On the third floor of the Musée d'Orsay, a quiet revolution is taking place. In a modest room that the museum hopes to someday empty entirely, 13 paintings and one Rodin sculpture hang in careful arrangement—each work a question mark, each frame a commitment to finding an answer. The gallery, called "To Whom Do These Belong," opened this spring as a permanent space dedicated to the 225 artworks still in the museum's care that were stolen by Nazis during their occupation of Paris in World War II.
The room's existence is both an act of accountability and a call to action. While the south of France operated under the collaborative Vichy regime that aided in carrying out the Holocaust, the Musée d'Orsay has chosen a different path—one of transparency, research, and, when possible, restitution. Over the past three decades, 15 works held at the museum have been returned to their rightful owners. Each reunion represents not just a legal victory, but a small reparation for the violence of displacement and loss.
The numbers behind this effort are staggering. By the end of the war, more than 100,000 cultural items had been looted from France. Some 60,000 works were recovered in Germany and Austria in the conflict's aftermath, and 45,000 were eventually returned to their owners. But 15,000 went without identified claimants—sold by the French state in the early 1950s, with 2,200 selected for custody in museums across the country. The Musée d'Orsay now carries 225 of these works, each one requiring painstaking provenance research to determine whether it belongs in their collection or in the hands of a family who may not yet know to look for it.
Among the 13 works currently on display is Le Souper au Bal by Edgar Degas, acquired in 1919 by Fernand Ochsé, a Jewish collector who was deported and murdered at Auschwitz. The painting traveled through German hands via a Mr. M. Coutot before arriving at the Brame gallery—but whether any of Ochsé's family remain to claim it, or whether they even know it existed, is unknown. Works on display are marked with special purple labels, part of a system that makes their contested status visible to every visitor who passes by.
Antony Easton, a British man of German origin, spoke with CNN about what this kind of acknowledgment means to families still seeking justice. "I think it's great that it's going on display and it's going to be an actual room set aside for art that is stolen," he said, noting that he has spent years compiling evidence to reclaim his own family's stolen inheritance, some of it identified in German collections.

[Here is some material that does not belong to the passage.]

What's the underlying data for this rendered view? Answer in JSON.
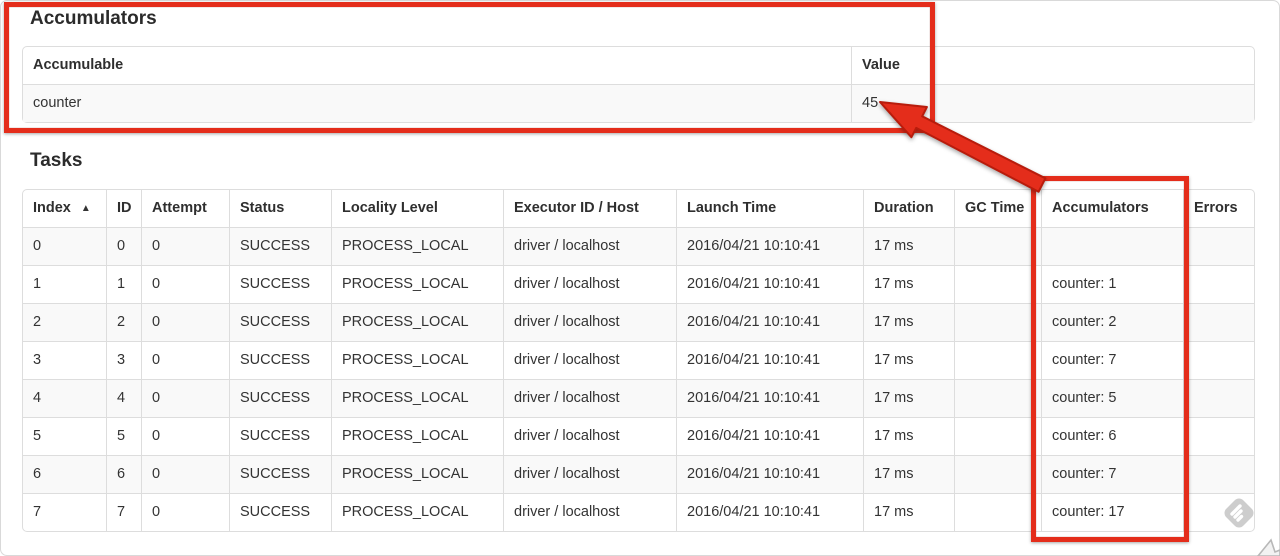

The museum describes the gallery as suspended between past and present—a rotating exhibition that offers visitors a window into the complex, ongoing work of provenance research. That work continues not just within these walls, but across French institutions, where identified works now bear their special labels, signaling both the crime and the commitment to solving it. For the Musée d'Orsay, the dream of an empty room is not a threat to their collection. It is the goal.